Le football grand-breton, ses instances nous répètent à l’envi depuis vingt ans, est un modèle d’intégration pour les non-Whites. Et il est indéniable que le  chemin parcouru cer dernières décennies est colossal. Mais terre d’accueil, le Royaume-Uni ne l’a pas toujours été et on a peine à mesurer la gravité de la situation il n’y pas si longtemps.

La lecture de l’introduction de ce dossier est vivement recommandée.

Nous continuons notre exploration chronologique de l’histoire du football noir britannique (liens des volets précédents en bas d’article) avec le formidable trio sud-africain composé de Steve Mokone (# 13), Gerry Francis et Albert Johanneson.

Aujourd’hui : Gerry Francis.

# 14. Gerry Francis (1933-     )

Non, pas ce Gerry Francis et ses mullets d’enfer (en bas d’article) mais le Gerry Francis sud-africain, le premier Sudaf noir à évoluer en D1 anglaise (et le deuxième Sudaf noir à jouer à l’étranger, après Steve Mokone). Parents d’origine néerlandaise/allemande/africaine côté maternel et asiatique niveau paternel.

Une société britannique en pleine mutation

Début 1957, un scout recommande Gerry Francis à Leeds United (D1). Cet ailier droit virevoltant, également à l’aise en attaquant de soutien, évolue alors au Blackpool Coloured FC de Johannesburg (en amateur – il n’y avait pas de championnat pro en Afrique du Sud).
Quand Leeds l’invite pour un essai, à ses frais, il n’hésite pas une seconde malgré le coût prohibitif du voyage. Pour se payer le vol, ce machiniste dans une usine de chaussures économise pendant des mois et emprunte à sa famille. Par chance, l’avion British Airways qu’il prend fête son baptème de l’air et comme tout autre passager ce jour-là, il reçoit un traitement de faveur. Pour lui, c’est la stupeur totale, habitué qu’il est aux humiliations quotidiennes de l’apartheid. Francis n’est pas au bout de ses surprises.

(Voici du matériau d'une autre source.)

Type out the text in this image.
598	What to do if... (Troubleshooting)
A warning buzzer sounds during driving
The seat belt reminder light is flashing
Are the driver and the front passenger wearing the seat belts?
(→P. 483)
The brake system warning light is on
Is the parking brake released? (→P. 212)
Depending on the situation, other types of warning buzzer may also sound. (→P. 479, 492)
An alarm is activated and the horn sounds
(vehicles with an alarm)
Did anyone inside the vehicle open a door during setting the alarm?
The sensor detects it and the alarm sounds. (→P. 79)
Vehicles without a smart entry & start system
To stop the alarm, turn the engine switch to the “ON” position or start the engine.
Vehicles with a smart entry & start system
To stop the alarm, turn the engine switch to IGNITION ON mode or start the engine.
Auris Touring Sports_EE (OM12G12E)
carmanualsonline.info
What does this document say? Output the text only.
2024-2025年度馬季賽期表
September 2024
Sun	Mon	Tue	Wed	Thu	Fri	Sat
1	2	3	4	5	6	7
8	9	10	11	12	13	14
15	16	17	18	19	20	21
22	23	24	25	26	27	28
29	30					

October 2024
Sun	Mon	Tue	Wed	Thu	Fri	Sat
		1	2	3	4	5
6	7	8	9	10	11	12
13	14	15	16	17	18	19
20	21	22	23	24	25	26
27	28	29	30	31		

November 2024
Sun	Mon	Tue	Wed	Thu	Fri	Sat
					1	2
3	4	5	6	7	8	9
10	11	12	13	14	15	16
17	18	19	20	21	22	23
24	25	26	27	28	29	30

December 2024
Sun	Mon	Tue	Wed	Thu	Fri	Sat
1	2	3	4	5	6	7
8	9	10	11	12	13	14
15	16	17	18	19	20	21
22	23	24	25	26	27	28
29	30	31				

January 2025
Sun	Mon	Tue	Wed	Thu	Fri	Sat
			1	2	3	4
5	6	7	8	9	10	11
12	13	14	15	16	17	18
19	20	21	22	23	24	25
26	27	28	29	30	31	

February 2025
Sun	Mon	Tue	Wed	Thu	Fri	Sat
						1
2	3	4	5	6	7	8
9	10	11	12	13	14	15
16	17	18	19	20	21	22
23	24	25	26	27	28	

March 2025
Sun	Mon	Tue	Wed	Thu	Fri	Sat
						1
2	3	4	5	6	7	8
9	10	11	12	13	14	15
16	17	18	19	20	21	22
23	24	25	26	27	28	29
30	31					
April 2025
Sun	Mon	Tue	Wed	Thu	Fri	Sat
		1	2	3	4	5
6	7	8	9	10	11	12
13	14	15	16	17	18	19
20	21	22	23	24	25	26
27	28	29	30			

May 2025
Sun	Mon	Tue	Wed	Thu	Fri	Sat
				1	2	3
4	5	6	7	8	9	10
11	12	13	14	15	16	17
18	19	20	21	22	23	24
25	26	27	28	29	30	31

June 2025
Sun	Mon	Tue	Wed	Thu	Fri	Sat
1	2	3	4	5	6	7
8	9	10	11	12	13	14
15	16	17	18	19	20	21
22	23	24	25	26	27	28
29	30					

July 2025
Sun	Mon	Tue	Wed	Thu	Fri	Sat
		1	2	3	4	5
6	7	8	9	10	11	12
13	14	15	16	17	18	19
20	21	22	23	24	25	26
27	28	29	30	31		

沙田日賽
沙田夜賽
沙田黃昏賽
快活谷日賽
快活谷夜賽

Arrivé en Angleterre été 1957 avec une prime à la signature de 10 £ (le maximum) et un salaire de 50 £/mois (soit à peine plus qu’un ouvrier qualifié, le maximum mensuel pour un footballeur n’était alors que de 70 £), l’accueil qu’il reçoit est généralement bon. Toutefois, il s’aperçoit vite que si la ségrégation raciale n’est pas inscrite dans la législation, certaines pratiques s’en inspirent. Dans une interview accordée à la BBC il y a une dizaine d’années, Francis déclarait :

« On m’avait dit que l’apartheid n’existait pas en Angleterre, mais je m’aperçus vite qu’il y en avait quand même un peu. […] Les insultes racistes du public ou d’adversaires étaient chose courante mais ils se trompaient s’ils pensaient me déstabiliser, au contraire, cela me rendait plus fort. Mais les supporters de Leeds m’adoraient, je n’ai jamais subi aucun racisme de leur part. »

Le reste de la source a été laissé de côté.